Esta afirmación fue acogida con frenéticos aplausos, pero de momento, más que una declaración de guerra, su alocución era el reflejo de la esperanza de que sus relaciones con la reina María Cristina y con la propia Isabel II acabarían llevando a los progresistas al poder. Remataron la reunión unas palabras de Olózaga que colocaban a Espartero en la categoría de gloria nacional y, por tanto, por encima del bien y del mal, o sea, al margen de un posible gobierno. Aquellos términos abrieron un notable foso entre ambos.

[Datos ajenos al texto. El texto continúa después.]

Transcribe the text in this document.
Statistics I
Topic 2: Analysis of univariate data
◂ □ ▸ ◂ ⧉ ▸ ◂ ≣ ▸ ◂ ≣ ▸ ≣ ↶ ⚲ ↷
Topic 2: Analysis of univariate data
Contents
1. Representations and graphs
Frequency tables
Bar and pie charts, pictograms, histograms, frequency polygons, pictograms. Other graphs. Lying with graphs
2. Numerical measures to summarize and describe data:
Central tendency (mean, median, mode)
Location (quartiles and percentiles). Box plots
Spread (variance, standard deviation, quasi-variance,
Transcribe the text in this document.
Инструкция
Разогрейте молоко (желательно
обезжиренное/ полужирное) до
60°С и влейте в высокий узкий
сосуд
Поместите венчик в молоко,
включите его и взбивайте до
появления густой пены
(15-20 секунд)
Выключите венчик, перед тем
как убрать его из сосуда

El 5 de mayo, prolongando las jornadas de exaltación progresista y demócrata, los restos de Muñoz Torrero fueron solemnemente conducidos al cementerio de Atocha. Entre los que presidieron la ceremonia estaba Prim, junto a Olózaga, Morejón, Sagasta y Muñiz.

Las manifestaciones de aquellos días de mayo crisparon aún más la situación y las relaciones entre el Gobierno, y el entorno cortesano, con los progresistas y demócratas.

A conspirar

 

N

o tardó mucho Prim en ver frustradas sus aspiraciones de conseguir el poder por vía pacífica y contribuir de este modo al reforzamiento de la dinastía. Agotada aquella posibilidad, el conde de Reus marchó a Francia, acompañado de su familia, para instalarse en París y, de allí, seguir viaje hasta los balnearios de Vichy y Panticosa. Las sospechas del Gobierno volvieron a convertirle en un sujeto vigilado a todas horas, en cuanto cruzaba la frontera española por la Guardia Civil y, apenas al otro lado, por la policía francesa y los agentes españoles en el país vecino. Como muestra del ambiente que se respiraba, durante su breve ausencia se sucedieron varios tumultos en diferentes puntos de España: Barcelona, Valencia y otras ciudades, en protesta por el recargo de algunas contribuciones.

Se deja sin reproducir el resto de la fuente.